Kosong
Tuan putri berlari di belantara hutan.
Menapaki jalan kecil berbatuan.
Pepohonan meminta putri berhati-hati, namun putri semakin kencang berlari.
Memburu tujuan yang akhirnya menyapa di ujung jalan.
Tuan putri berhenti didepan pintu kayu, "Nenek penyihir, saya datang untukmu".
Suara terkekeh terdengar seiring suara derit pintu terbuka, "Untukku? Bukankah kau datang untuk dirimu sendiri?". Wanita tua muncul dibalik pintu itu.
"Bagaimana mungkin nenek selalu tahu jawaban sebelum aku menanyakan pertanyaan?". Tuan putri melangkah masuk. "Mengapa saya merasa kosong? Saat semua merasa harusnya saya bahagia, mengapa saya hanya bisa tersenyum namun merasa hampa?"
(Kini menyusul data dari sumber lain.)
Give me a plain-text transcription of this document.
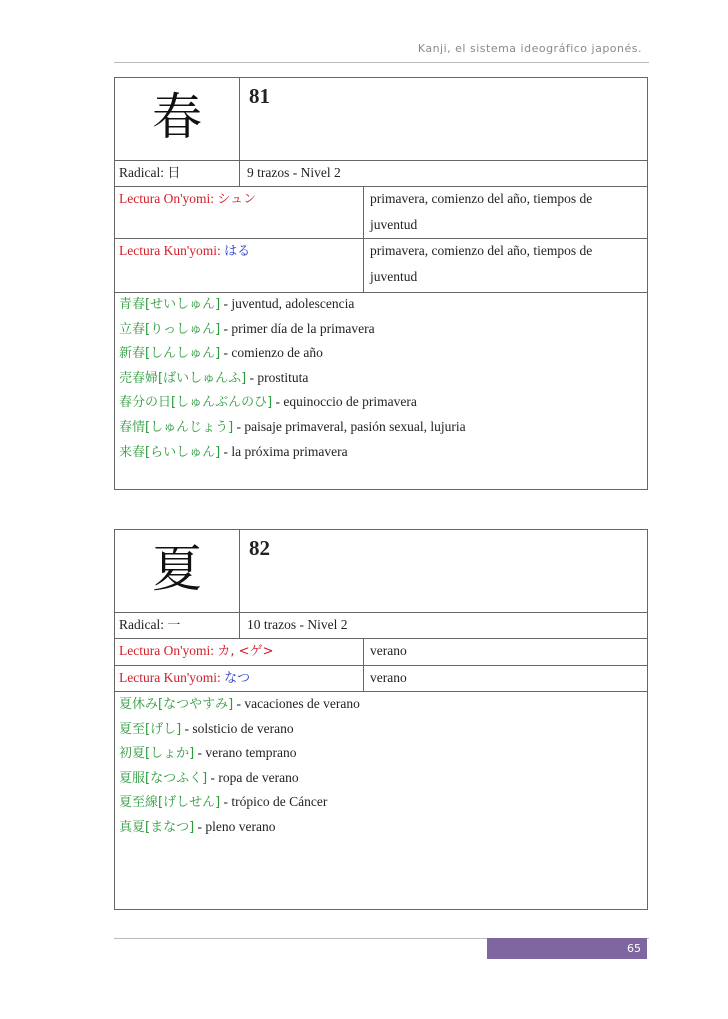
Kanji, el sistema ideográfico japonés.
春	81
Radical: 日	9 trazos - Nivel 2
Lectura On'yomi: シュン	primavera, comienzo del año, tiempos de juventud
Lectura Kun'yomi: はる	primavera, comienzo del año, tiempos de juventud
青春[せいしゅん] - juventud, adolescencia
立春[りっしゅん] - primer día de la primavera
新春[しんしゅん] - comienzo de año
売春婦[ばいしゅんふ] - prostituta
春分の日[しゅんぶんのひ] - equinoccio de primavera
春情[しゅんじょう] - paisaje primaveral, pasión sexual, lujuria
来春[らいしゅん] - la próxima primavera
夏	82
Radical: 一	10 trazos - Nivel 2
Lectura On'yomi: カ, <ゲ>	verano
Lectura Kun'yomi: なつ	verano
夏休み[なつやすみ] - vacaciones de verano
夏至[げし] - solsticio de verano
初夏[しょか] - verano temprano
夏服[なつふく] - ropa de verano
夏至線[げしせん] - trópico de Cáncer
真夏[まなつ] - pleno verano
65
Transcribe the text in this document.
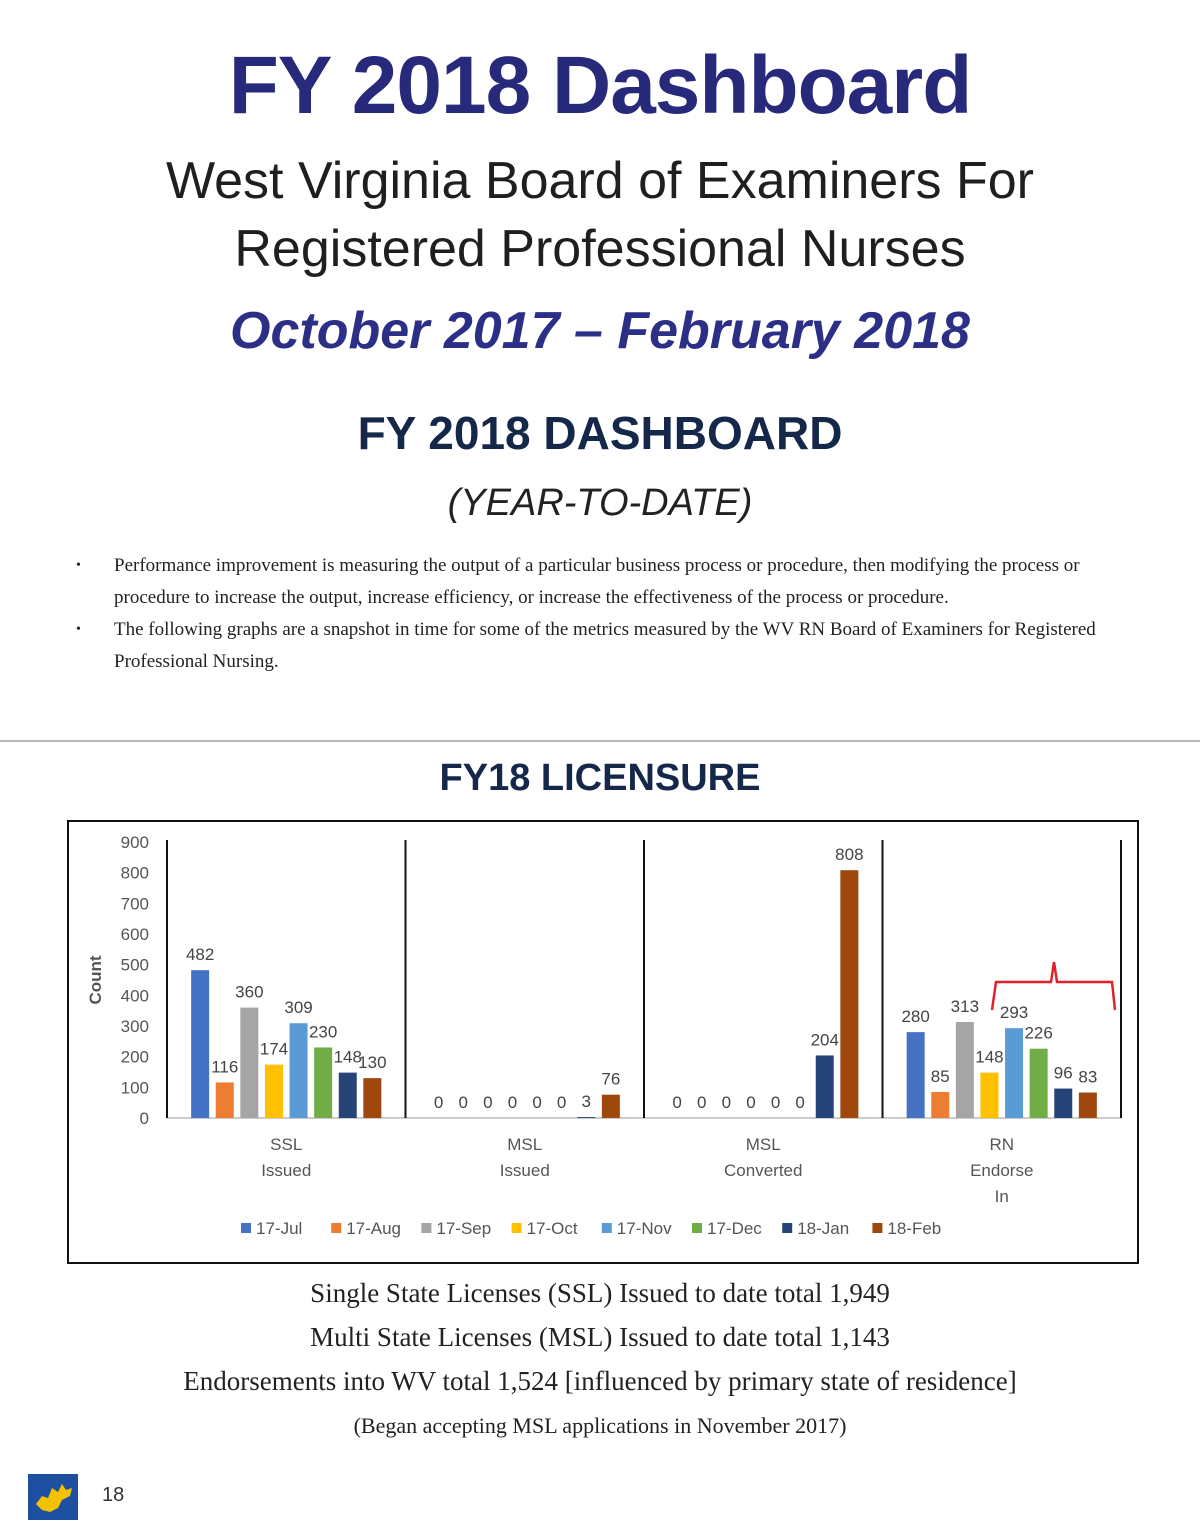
FY 2018 Dashboard
West Virginia Board of Examiners For
Registered Professional Nurses
October 2017 – February 2018
FY 2018 DASHBOARD
(YEAR-TO-DATE)
• Performance improvement is measuring the output of a particular business process or procedure, then modifying the process or procedure to increase the output, increase efficiency, or increase the effectiveness of the process or procedure.
• The following graphs are a snapshot in time for some of the metrics measured by the WV RN Board of Examiners for Registered Professional Nursing.
FY18 LICENSURE
0
100
200
300
400
500
600
700
800
900
Count
482
116
360
174
309
230
148
130
0 0 0 0 0 0 3
76
0 0 0 0 0 0
204
808
280
85
313
148
293
226
96 83
SSL
Issued
MSL
Issued
MSL
Converted
RN
Endorse
In
17-Jul	17-Aug 17-Sep 17-Oct 17-Nov 17-Dec 18-Jan 18-Feb
Single State Licenses (SSL) Issued to date total 1,949
Multi State Licenses (MSL) Issued to date total 1,143
Endorsements into WV total 1,524 [influenced by primary state of residence]
(Began accepting MSL applications in November 2017)
18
Nenek penyihir itu kembali terkekeh. "Karena saat kau melakukan hal yang tidak kau inginkan demi kebahagiaan orang-orang disekitarmu, saat itu pula kamu telah kehilangan dirimu".
"Lalu saya harus apa?".
Helaan nafas terdengar diantara sunyi. "Menjalani. Bukankah hanya itu yang bisa kau lakukan? Bukankah hidup tidak pernah memberimu pilihan?".
Tuan putri hanya terdiam menatap kosong kata-kata yang menari hilang di udara. "Bagaimana mungkin nenek bisa begitu mengetahui dan mengerti? Seakan-akan nenek pernah menjalani".
"Mengapa kau mempertanyakan pertanyaan yang kau sudah tahu jawabannya?".